O primeiro livro do professor e historiador de arte brasileiro Victor Vidal, que escreve há muitos anos, mas nunca tinha tido coragem de revelar o seu trabalho, é um romance que lança uma reflexão sobre como aquilo que se vive na infância determina a vida adulta e como as pessoas tendem a reproduzir comportamentos que presenciam, mesmo quando friamente os condenam.
“Não há Pássaros Aqui” narra a história de uma mulher que recebe uma chamada telefónica sobre a mãe, com quem não tem boas relações há muito, a dar conta do seu desaparecimento na sequência de uma série de escândalos no bairro, entre os quais o suposto sequestro de uma criança.
Apesar de ter jurado que não voltaria à casa da mulher que lhe infligiu todo o tipo de violência, a protagonista, de nome Ana, não consegue ficar indiferente e regressa à casa da infância para perceber o que se passou.
Esta é a premissa da história, que nasceu de uma viagem que o autor fez a Amesterdão, onde visitou e conheceu a casa em que Anne Frank se escondeu com a família durante a Segunda Guerra Mundial, contou o autor à Lusa, por ocasião da atribuição do prémio, em novembro do ano passado.
“Conhecer aquela casa e ver onde as pessoas se esconderam teve um forte impacto em mim e comecei a pensar na necessidade de esconder, nos traumas de infância e em esconderijos”, revelou.
Quando chega ao apartamento da mãe, o que Ana encontra é bastante intrigante: lixo por toda a parte, pegadas de lama, móveis destruídos, garrafas vazias amontoadas no caixote, descreve a sinopse do livro.
Enquanto se interroga sobre o que terá sido a vida da mãe (Andrea) desde o dramático acontecimento que marcou as duas para sempre, Ana empreende uma dolorosa viagem às memórias da infância, que incluem uma mãe desequilibrada e alcoólica que tem um relacionamento conturbado com um homem perigoso.

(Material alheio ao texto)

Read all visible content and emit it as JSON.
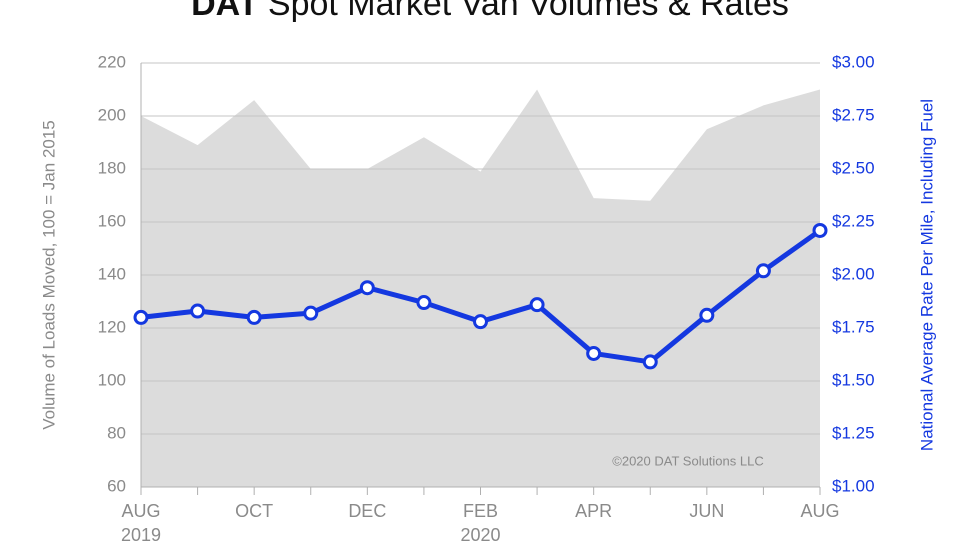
{
  "chart_data": {
    "type": "combo",
    "title_logo": "DAT",
    "title": "Spot Market Van Volumes & Rates",
    "annotation": "©2020 DAT Solutions LLC",
    "ylabel": "Volume of Loads Moved, 100 = Jan 2015",
    "y2label": "National Average Rate Per Mile, Including Fuel",
    "categories": [
      "AUG",
      null,
      "OCT",
      null,
      "DEC",
      null,
      "FEB",
      null,
      "APR",
      null,
      "JUN",
      null,
      "AUG"
    ],
    "years": [
      "2019",
      null,
      null,
      null,
      null,
      null,
      "2020",
      null,
      null,
      null,
      null,
      null,
      null
    ],
    "series": [
      {
        "type": "area",
        "color": "#dcdcdc",
        "values": [
          200,
          189,
          206,
          180,
          180,
          192,
          179,
          210,
          169,
          168,
          195,
          204,
          210
        ]
      },
      {
        "type": "line",
        "axis": "y2",
        "color": "#1438e0",
        "values": [
          1.8,
          1.83,
          1.8,
          1.82,
          1.94,
          1.87,
          1.78,
          1.86,
          1.63,
          1.59,
          1.81,
          2.02,
          2.21
        ]
      }
    ],
    "ylim": [
      60,
      220
    ],
    "yticks": [
      60,
      80,
      100,
      120,
      140,
      160,
      180,
      200,
      220
    ],
    "y2lim": [
      1,
      3
    ],
    "y2ticks": [
      {
        "value": 1,
        "label": "$1.00"
      },
      {
        "value": 1.25,
        "label": "$1.25"
      },
      {
        "value": 1.5,
        "label": "$1.50"
      },
      {
        "value": 1.75,
        "label": "$1.75"
      },
      {
        "value": 2,
        "label": "$2.00"
      },
      {
        "value": 2.25,
        "label": "$2.25"
      },
      {
        "value": 2.5,
        "label": "$2.50"
      },
      {
        "value": 2.75,
        "label": "$2.75"
      },
      {
        "value": 3,
        "label": "$3.00"
      }
    ],
    "grid": true
  }
}
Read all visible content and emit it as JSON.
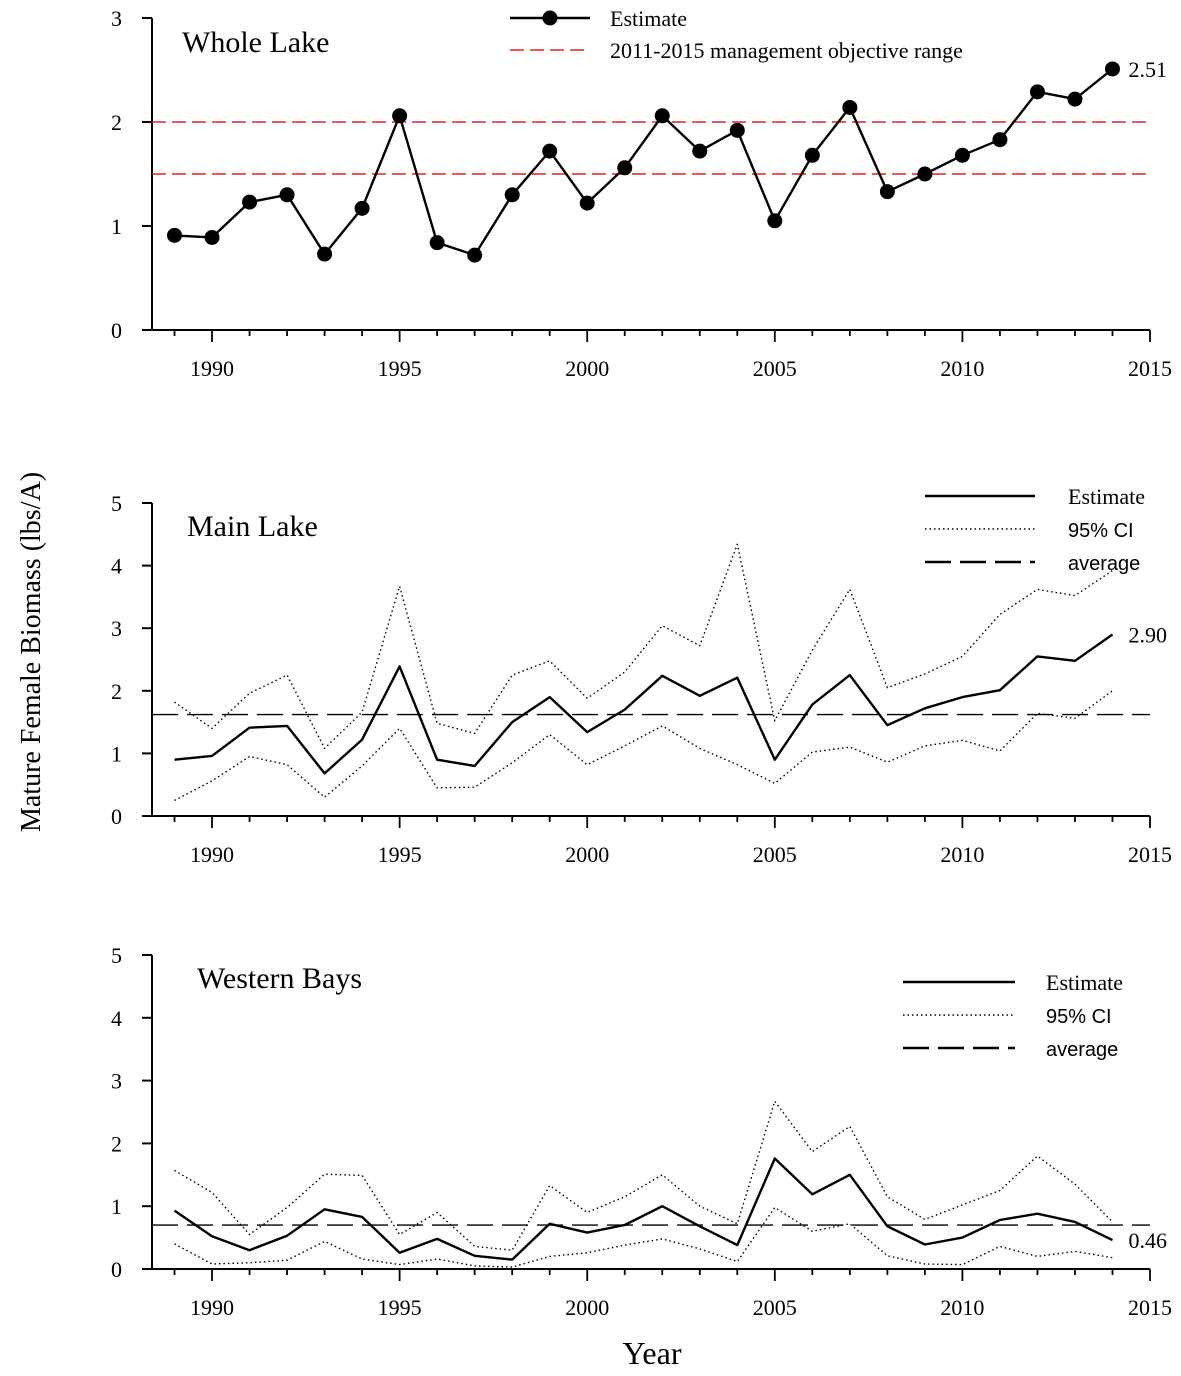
{
  "figure": {
    "ylabel": "Mature Female Biomass (lbs/A)",
    "xlabel": "Year"
  },
  "chart_data": [
    {
      "type": "line",
      "panel_title": "Whole Lake",
      "xlabel": "",
      "ylabel": "",
      "xlim": [
        1988.4,
        2015
      ],
      "ylim": [
        0,
        3
      ],
      "xticks": [
        1990,
        1995,
        2000,
        2005,
        2010,
        2015
      ],
      "yticks": [
        0,
        1,
        2,
        3
      ],
      "x": [
        1989,
        1990,
        1991,
        1992,
        1993,
        1994,
        1995,
        1996,
        1997,
        1998,
        1999,
        2000,
        2001,
        2002,
        2003,
        2004,
        2005,
        2006,
        2007,
        2008,
        2009,
        2010,
        2011,
        2012,
        2013,
        2014
      ],
      "series": [
        {
          "name": "Estimate",
          "style": "solid-markers",
          "color": "#000000",
          "values": [
            0.91,
            0.89,
            1.23,
            1.3,
            0.73,
            1.17,
            2.06,
            0.84,
            0.72,
            1.3,
            1.72,
            1.22,
            1.56,
            2.06,
            1.72,
            1.92,
            1.05,
            1.68,
            2.14,
            1.33,
            1.5,
            1.68,
            1.83,
            2.29,
            2.22,
            2.51
          ]
        }
      ],
      "reference_lines": [
        {
          "name": "2011-2015 management objective range",
          "values": [
            1.5,
            2.0
          ],
          "color": "#e02020",
          "style": "dashed"
        }
      ],
      "legend": [
        {
          "label": "Estimate",
          "kind": "solid-markers",
          "color": "#000000"
        },
        {
          "label": "2011-2015 management objective range",
          "kind": "dashed",
          "color": "#e02020"
        }
      ],
      "legend_position": "top-center",
      "end_label": "2.51"
    },
    {
      "type": "line",
      "panel_title": "Main Lake",
      "xlabel": "",
      "ylabel": "",
      "xlim": [
        1988.4,
        2015
      ],
      "ylim": [
        0,
        5
      ],
      "xticks": [
        1990,
        1995,
        2000,
        2005,
        2010,
        2015
      ],
      "yticks": [
        0,
        1,
        2,
        3,
        4,
        5
      ],
      "x": [
        1989,
        1990,
        1991,
        1992,
        1993,
        1994,
        1995,
        1996,
        1997,
        1998,
        1999,
        2000,
        2001,
        2002,
        2003,
        2004,
        2005,
        2006,
        2007,
        2008,
        2009,
        2010,
        2011,
        2012,
        2013,
        2014
      ],
      "series": [
        {
          "name": "Estimate",
          "style": "solid",
          "color": "#000000",
          "values": [
            0.9,
            0.96,
            1.41,
            1.44,
            0.68,
            1.22,
            2.39,
            0.9,
            0.8,
            1.5,
            1.9,
            1.34,
            1.7,
            2.24,
            1.92,
            2.21,
            0.9,
            1.78,
            2.25,
            1.45,
            1.72,
            1.9,
            2.01,
            2.55,
            2.48,
            2.9
          ]
        },
        {
          "name": "95% CI",
          "style": "dotted",
          "color": "#000000",
          "values": [
            1.82,
            1.4,
            1.96,
            2.25,
            1.08,
            1.66,
            3.67,
            1.48,
            1.32,
            2.25,
            2.48,
            1.88,
            2.3,
            3.04,
            2.72,
            4.34,
            1.52,
            2.65,
            3.62,
            2.05,
            2.27,
            2.55,
            3.22,
            3.62,
            3.52,
            3.92
          ]
        },
        {
          "name": "95% CI",
          "style": "dotted",
          "color": "#000000",
          "values": [
            0.25,
            0.56,
            0.95,
            0.82,
            0.3,
            0.8,
            1.4,
            0.45,
            0.46,
            0.85,
            1.3,
            0.82,
            1.12,
            1.44,
            1.08,
            0.82,
            0.52,
            1.02,
            1.1,
            0.86,
            1.12,
            1.21,
            1.04,
            1.64,
            1.56,
            2.0
          ]
        }
      ],
      "reference_lines": [
        {
          "name": "average",
          "values": [
            1.62
          ],
          "color": "#000000",
          "style": "long-dash"
        }
      ],
      "legend": [
        {
          "label": "Estimate",
          "kind": "solid",
          "color": "#000000"
        },
        {
          "label": "95% CI",
          "kind": "dotted",
          "color": "#000000"
        },
        {
          "label": "average",
          "kind": "long-dash",
          "color": "#000000"
        }
      ],
      "legend_position": "top-right",
      "end_label": "2.90"
    },
    {
      "type": "line",
      "panel_title": "Western Bays",
      "xlabel": "",
      "ylabel": "",
      "xlim": [
        1988.4,
        2015
      ],
      "ylim": [
        0,
        5
      ],
      "xticks": [
        1990,
        1995,
        2000,
        2005,
        2010,
        2015
      ],
      "yticks": [
        0,
        1,
        2,
        3,
        4,
        5
      ],
      "x": [
        1989,
        1990,
        1991,
        1992,
        1993,
        1994,
        1995,
        1996,
        1997,
        1998,
        1999,
        2000,
        2001,
        2002,
        2003,
        2004,
        2005,
        2006,
        2007,
        2008,
        2009,
        2010,
        2011,
        2012,
        2013,
        2014
      ],
      "series": [
        {
          "name": "Estimate",
          "style": "solid",
          "color": "#000000",
          "values": [
            0.93,
            0.52,
            0.3,
            0.53,
            0.95,
            0.83,
            0.26,
            0.48,
            0.21,
            0.15,
            0.72,
            0.58,
            0.7,
            1.0,
            0.68,
            0.38,
            1.76,
            1.19,
            1.5,
            0.68,
            0.39,
            0.5,
            0.78,
            0.88,
            0.75,
            0.46
          ]
        },
        {
          "name": "95% CI",
          "style": "dotted",
          "color": "#000000",
          "values": [
            1.57,
            1.22,
            0.55,
            0.98,
            1.51,
            1.49,
            0.55,
            0.9,
            0.36,
            0.3,
            1.33,
            0.9,
            1.15,
            1.5,
            1.0,
            0.72,
            2.67,
            1.87,
            2.27,
            1.15,
            0.79,
            1.02,
            1.25,
            1.8,
            1.35,
            0.75
          ]
        },
        {
          "name": "95% CI",
          "style": "dotted",
          "color": "#000000",
          "values": [
            0.4,
            0.08,
            0.1,
            0.14,
            0.44,
            0.16,
            0.07,
            0.16,
            0.05,
            0.03,
            0.2,
            0.26,
            0.38,
            0.48,
            0.32,
            0.12,
            0.98,
            0.6,
            0.72,
            0.21,
            0.08,
            0.07,
            0.36,
            0.2,
            0.28,
            0.18
          ]
        }
      ],
      "reference_lines": [
        {
          "name": "average",
          "values": [
            0.7
          ],
          "color": "#000000",
          "style": "long-dash"
        }
      ],
      "legend": [
        {
          "label": "Estimate",
          "kind": "solid",
          "color": "#000000"
        },
        {
          "label": "95% CI",
          "kind": "dotted",
          "color": "#000000"
        },
        {
          "label": "average",
          "kind": "long-dash",
          "color": "#000000"
        }
      ],
      "legend_position": "top-right",
      "end_label": "0.46"
    }
  ]
}
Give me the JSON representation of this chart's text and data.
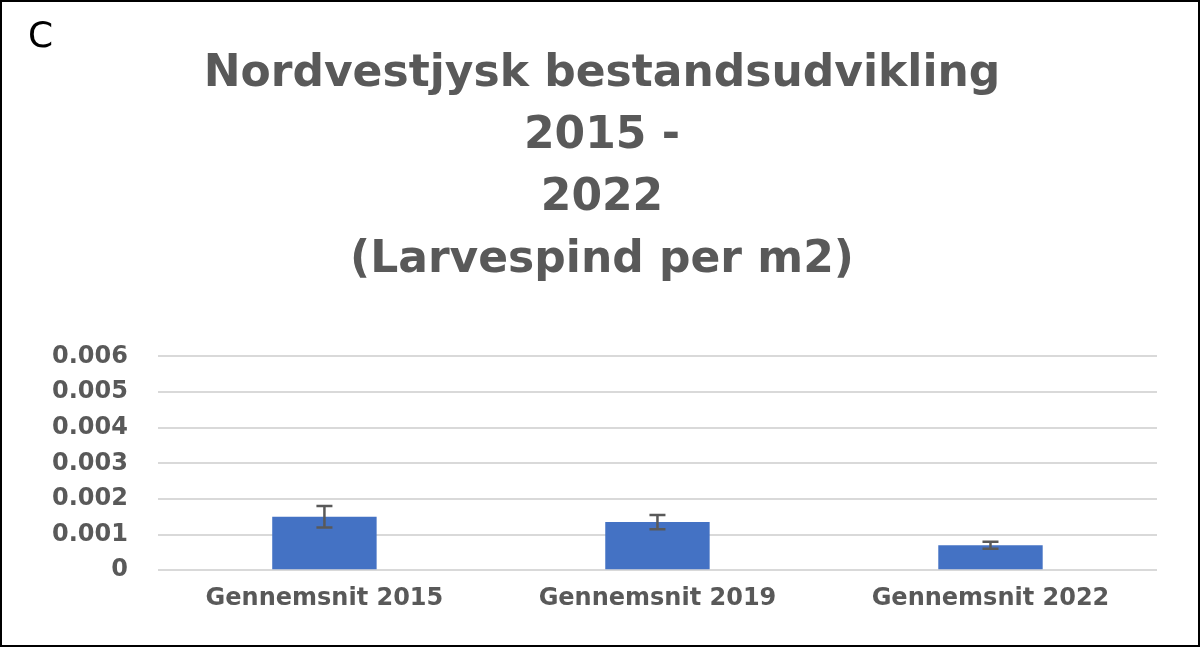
{
  "chart_data": {
    "type": "bar",
    "title": "Nordvestjysk bestandsudvikling 2015 -\n2022\n(Larvespind per m2)",
    "annotations": [
      "C"
    ],
    "categories": [
      "Gennemsnit 2015",
      "Gennemsnit 2019",
      "Gennemsnit 2022"
    ],
    "values": [
      0.0015,
      0.00135,
      0.0007
    ],
    "errors": [
      0.0003,
      0.0002,
      0.0001
    ],
    "color": "#4472c4",
    "ylim": [
      0,
      0.006
    ],
    "yticks": [
      0,
      0.001,
      0.002,
      0.003,
      0.004,
      0.005,
      0.006
    ],
    "grid": "y"
  }
}
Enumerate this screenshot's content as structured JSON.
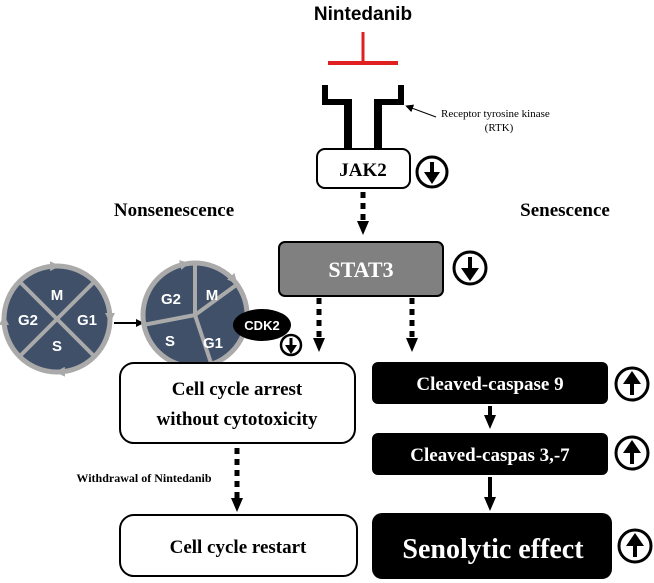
{
  "drug": "Nintedanib",
  "receptor_label": "Receptor tyrosine kinase",
  "receptor_abbr": "(RTK)",
  "jak2": "JAK2",
  "stat3": "STAT3",
  "left_heading": "Nonsenescence",
  "right_heading": "Senescence",
  "cell_cycle_left": {
    "top": "M",
    "left": "G2",
    "right": "G1",
    "bottom": "S"
  },
  "cell_cycle_right": {
    "top_left": "G2",
    "top_right": "M",
    "bottom_left": "S",
    "bottom_right": "G1"
  },
  "cdk2": "CDK2",
  "arrest_line1": "Cell cycle arrest",
  "arrest_line2": "without cytotoxicity",
  "withdrawal": "Withdrawal of Nintedanib",
  "restart": "Cell cycle restart",
  "casp9": "Cleaved-caspase 9",
  "casp37": "Cleaved-caspas 3,-7",
  "senolytic": "Senolytic effect",
  "colors": {
    "inhibit": "#e02020",
    "cycle": "#3f5068",
    "stat3": "#808080",
    "dark": "#000000"
  },
  "icons": [
    "down-arrow-circle-icon",
    "up-arrow-circle-icon",
    "inhibit-bar-icon"
  ]
}
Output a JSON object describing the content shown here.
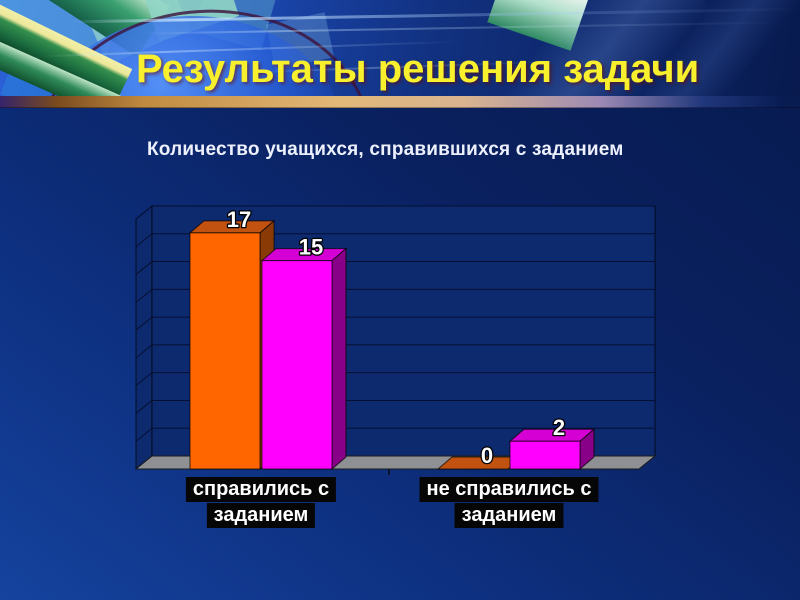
{
  "slide": {
    "title": "Результаты решения задачи"
  },
  "chart_data": {
    "type": "bar",
    "style": "3d-clustered",
    "title": "Количество учащихся, справившихся с заданием",
    "categories": [
      "справились с заданием",
      "не справились с заданием"
    ],
    "category_lines": [
      [
        "справились с",
        "заданием"
      ],
      [
        "не справились с",
        "заданием"
      ]
    ],
    "series": [
      {
        "color": "#ff6600",
        "values": [
          17,
          0
        ]
      },
      {
        "color": "#ff00ff",
        "values": [
          15,
          2
        ]
      }
    ],
    "value_labels": [
      [
        17,
        0
      ],
      [
        15,
        2
      ]
    ],
    "ylim": [
      0,
      18
    ],
    "grid_step": 2,
    "grid": true,
    "legend": false,
    "axis_tick_labels_shown": false
  },
  "colors": {
    "title_text": "#f8ef2d",
    "subtitle_text": "#edf0fd",
    "divider_tan": "#e2b878",
    "background_top_right": "#071a4e",
    "background_bottom_left": "#15439e",
    "wall": "#0d2a6e",
    "grid_line": "#050f33",
    "floor": "#8f9093",
    "series1": {
      "front": "#ff6600",
      "top": "#c25210",
      "side": "#8a3a05"
    },
    "series2": {
      "front": "#ff00ff",
      "top": "#d400d4",
      "side": "#880088"
    },
    "value_label_fill": "#ffffff",
    "value_label_outline": "#000000",
    "category_label_bg": "#060606",
    "category_label_text": "#ffffff"
  }
}
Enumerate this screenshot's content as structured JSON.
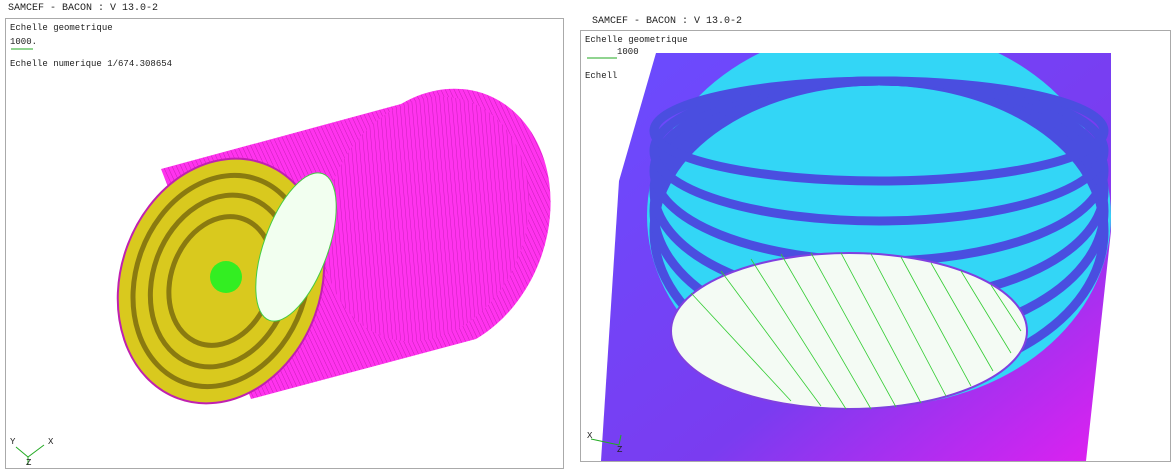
{
  "panels": [
    {
      "title": "SAMCEF - BACON : V 13.0-2",
      "scale_label": "Echelle geometrique",
      "scale_value": "1000.",
      "numeric_scale": "Echelle numerique 1/674.308654",
      "axes": [
        "Y",
        "X",
        "Z"
      ]
    },
    {
      "title": "SAMCEF - BACON : V 13.0-2",
      "scale_label": "Echelle geometrique",
      "scale_value": "1000",
      "numeric_scale": "Echell",
      "axes": [
        "X",
        "Z"
      ]
    }
  ]
}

As memórias da protagonista levam-na também a um rapaz frágil que na infância a fez cúmplice dos seus traumas e, por via das afinidades, se tornou o seu único amigo, a quem ela agora, muitos anos depois, acaba por pedir ajuda.
Victor Vidal venceu por unanimidade o Prémio Leya, no valor de 50 mil euros, no dia 14 de novembro, uma notícia que o apanhou de surpresa, a ler um livro, de manhã, a seguir ao pequeno-almoço.
Além da surpresa, sentiu-se emocionado porque foi a primeira vez que ganhou coragem para mostrar o seu trabalho.
Na altura, contou que o fator desbloqueador desse receio foi o facto de pela primeira vez ter sentido “que o texto tinha algo de importante” para si e para quem o lesse.
“Não há Pássaros Aqui” destacou-se entre 907 obras candidatas de 14 países, naquela que foi a edição mais concorrida de sempre, sendo Portugal, Brasil, Angola e Moçambique os países de onde vieram mais originais.
Na opinião do júri do prémio, este romance destacou-se pela “coerência da escrita correntia, tão adequada à inserção de uma história invulgar, de grande violência e de segredos escondidos na aparente banalidade do quotidiano”.
Igualmente valorizado foi "o acerto da análise psicológica, tanto no resgate da memória da infância, quanto perante os acontecimentos mais brutais das relações familiares (em particular entre filha e mãe)".
O júri sublinhou ainda que a escrita tem sempre presente "a materialidade do corpo e as diferentes formas de o dizer e de o ferir", ao mesmo tempo que os mistérios se vão desvendando "com a mesma força com que no fim a pintura reveladora, mas dilacerante, tem de ser destruída".
Editado pela Leya, o romance vai estar disponível nas livrarias a partir do dia 25 de junho.